In August 1993 Walsh, then coaching at Stanford, learned of Ramson's incarceration from a story in the Contra Costa Times, and he felt compelled to act. " Walsh started writing to me. I was shocked," Ramson recalls. "Here I am in the state penitentiary, and they slide this letter under the door. I picked it up and read Bill Walsh. I didn't believe it."
Walsh continued to write Ramson, and he also telephoned. His messages were usually brief. The coach spoke of the hardworking, friendly and intelligent player he once knew. He urged Ramson "to get back in the game." Walsh also encouraged other former 49ers on his Stanford staff—Keena Turner and Tom Holmoe—to contact Ramson.
" Bill Walsh could have overlooked me, but he gave me a lot of encouragement and inspiration," Ramson says. "He showed more concern than my own brother, who didn't talk to me for years because he was embarrassed by me."
Walsh insists his interest was only natural. "Eason was one of the really fine players we had as we were just starting to roll in San Francisco," he says. "He was a heckuva good guy. He played a part in making the 49ers what they are, so there's a natural bonding that occurs."

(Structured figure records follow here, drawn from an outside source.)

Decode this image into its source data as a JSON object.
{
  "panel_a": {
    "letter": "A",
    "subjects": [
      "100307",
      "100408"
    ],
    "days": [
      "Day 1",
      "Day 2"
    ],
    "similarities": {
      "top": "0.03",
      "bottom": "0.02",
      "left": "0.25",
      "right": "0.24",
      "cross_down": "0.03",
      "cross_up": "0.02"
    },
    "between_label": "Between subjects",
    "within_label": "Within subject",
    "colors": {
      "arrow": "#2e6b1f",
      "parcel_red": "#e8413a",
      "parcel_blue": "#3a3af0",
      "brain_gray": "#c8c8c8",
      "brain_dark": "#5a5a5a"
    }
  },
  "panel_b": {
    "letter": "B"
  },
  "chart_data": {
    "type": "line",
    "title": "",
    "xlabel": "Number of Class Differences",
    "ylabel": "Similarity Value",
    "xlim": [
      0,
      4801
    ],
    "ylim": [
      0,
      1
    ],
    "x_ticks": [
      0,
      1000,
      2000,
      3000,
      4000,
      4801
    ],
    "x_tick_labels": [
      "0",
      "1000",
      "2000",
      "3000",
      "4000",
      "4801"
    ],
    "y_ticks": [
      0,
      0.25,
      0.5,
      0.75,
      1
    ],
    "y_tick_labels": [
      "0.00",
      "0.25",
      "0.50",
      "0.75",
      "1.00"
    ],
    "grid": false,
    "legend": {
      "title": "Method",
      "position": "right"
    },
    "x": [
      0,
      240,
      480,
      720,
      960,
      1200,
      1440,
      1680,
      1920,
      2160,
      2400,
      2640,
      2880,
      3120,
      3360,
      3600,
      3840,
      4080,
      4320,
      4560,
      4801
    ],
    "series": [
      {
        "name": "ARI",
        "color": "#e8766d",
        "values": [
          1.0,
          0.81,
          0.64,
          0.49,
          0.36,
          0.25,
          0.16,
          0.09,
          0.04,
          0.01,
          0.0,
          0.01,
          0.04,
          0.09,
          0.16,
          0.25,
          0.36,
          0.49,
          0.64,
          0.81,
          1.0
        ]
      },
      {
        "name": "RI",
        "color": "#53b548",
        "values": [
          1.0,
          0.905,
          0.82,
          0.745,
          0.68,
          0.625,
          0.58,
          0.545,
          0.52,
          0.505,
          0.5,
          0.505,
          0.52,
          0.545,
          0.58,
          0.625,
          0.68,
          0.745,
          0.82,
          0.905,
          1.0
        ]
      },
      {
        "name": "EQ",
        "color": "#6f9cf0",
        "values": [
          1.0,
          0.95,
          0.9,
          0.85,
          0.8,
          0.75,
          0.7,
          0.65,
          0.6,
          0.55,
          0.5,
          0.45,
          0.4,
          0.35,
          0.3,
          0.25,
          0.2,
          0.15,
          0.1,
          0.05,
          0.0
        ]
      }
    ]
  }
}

But Walsh admits that his actions were also prompted by pangs of regret. "Part of it, no doubt, was that my conscience was bothering me, because I wasn't able to help him earlier," the coach says. "The problem was that back then none of us understood much about cocaine or could identify the warning signs. And, of course, you get caught up in the winning...."
The 1981 season was a turning point for the 49ers. Once a perennial loser, the club was laying the foundation for an NFL dynasty. "The more we'd win, the more we'd party," Ramson says. "In 1981 we won 16 games, and we partied a lot." He estimates that 25 to 30 players on that team, which won the 1982 Super Bowl, experimented with cocaine. Walsh, looking back, doesn't dispute it. "That's very possible," he says.
Mike Shumann, now a Bay Area sports-caster, was a wide receiver on that team and Ramson's close friend. "Eason's downfall, I think, was due to a combination of things," he says. "It was the experimental times, the lack of knowledge [about drugs] and the remarkable success of the 49ers. The players were heroes. Guys who experimented either got past that stage and were able to lead fruitful lives, or they fell into a trap. Eason fell into the trap."
What may have saved Ramson ultimately was the loss of his mother, Delphine, in September 1993. Two days before she died of cancer, Ramson—clad in prison blues and accompanied by an armed guard—visited her in the hospital. He broke down in shame. "She was in a coma, but I wanted to let her know I was going to be O.K.," Ramson recalls. "I squeezed next to her and said, 'You're going to be proud of me. I'm going to make a comeback.' I meant it with every fiber in my body.
"Then I saw a tear roll down her cheek, and I think she knew she could go and rest. Now she has sent me some guardian angels."